Thought Number Two (hardly the first to notice): We have become a Great Big Nanny State with warnings about everything. When exactly, did we become a nation whose drivers need to be told not to “drive into smoke and fire”? Was it before or after the lengthy list of warnings for a Dustbuster included “Do not vacuum up water?” and “Do not vacuum glowing cigarette ashes?”

I have also been reminded repeatedly on this journey not to pick up hitchhikers in the vicinity of prisons. Did somebody’s brother-in-law own a lucrative road sign making company, or does the government think that a small, weak, elderly (though armed) woman alone will offer a ride to a lot of nervous men wearing orange jumpsuits?

I have mentioned before my great amusement at the enigmatic sign “Dust storms may exist” and its companion a few feet down the road, “Visibility may be zero.” If visibility were zero, wouldn’t that make both signs impossible to see, in which case, what was the point? The next sign is moderately useful: “Do not stop in the traffic lane.” This is always good advice, dust storm or not. And bringing up the rear is “USE EXTREME CAUTION.”

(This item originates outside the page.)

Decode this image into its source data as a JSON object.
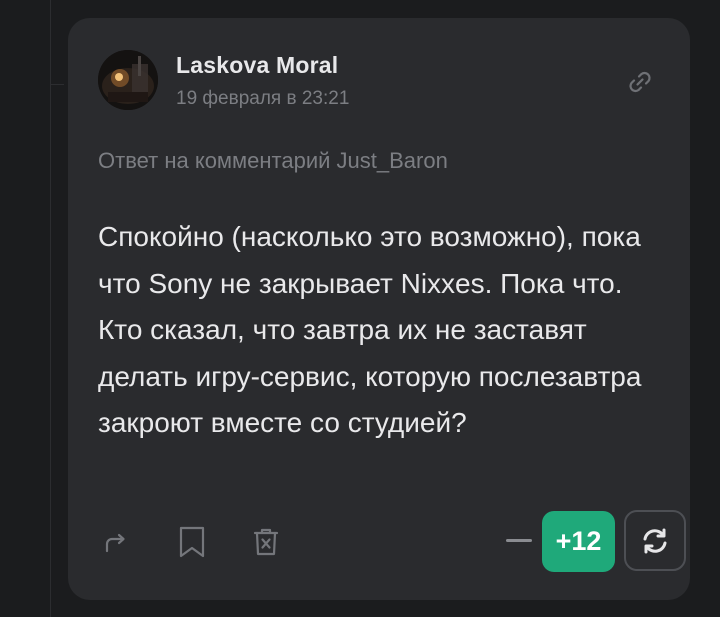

No, this is not a situation that calls for ordinary, garden-variety caution. Your caution should be extreme. What that entails is not made clear, other than not stopping in the traffic lane. You probably should just leave the freeway at the nearest exit and go back home. Lock your door, shove a hefty piece of furniture against it, grab a plush toy or Play-Doh and hide under your bed. In any event, something EXTREME.

This sign is quite an apt metaphor for the current political climate.

We have to use EXTREME CAUTION when expressing any mildly political opinion, lest we inadvertently commit a microaggression and lose our jobs. We have to use EXTREME CAUTION when sending our little boys to school, lest they bite a Pop-Tart or piece of bologna into the shape of a gun or, worse yet, point an index finger at another little boy and say “Bang.” We Deplorables did that as children, and look at how terrible WE turned out: voting for Literally Hitler!

Use EXTREME CAUTION when ordering ice cream. Under no circumstances should you be caught having two scoops of ice cream when others have only one. This will result in a screen grab of the news crawl that will be beamed all over the world and to distant planets. This is what they now teach in journalism schools constitutes a “scoop.”

Have a nice day. Unless you don’t want to. I would never presume to try to define for you what a “nice day” even is. Maybe it’s putting on a dress and going into the ladies’ room if you were “assigned” male parts by the Cosmic Parts Assigner, not to be confused with God. Maybe it’s putting on an ISIS-chic little black outfit and starting something on fire. There are no bad ideas in Antifa World.

But whatever you do to make your day “nice,” which is probably some way a racist word, because black people have a disparity of nice outcomes, the important thing is always and at all times to USE EXTREME CAUTION.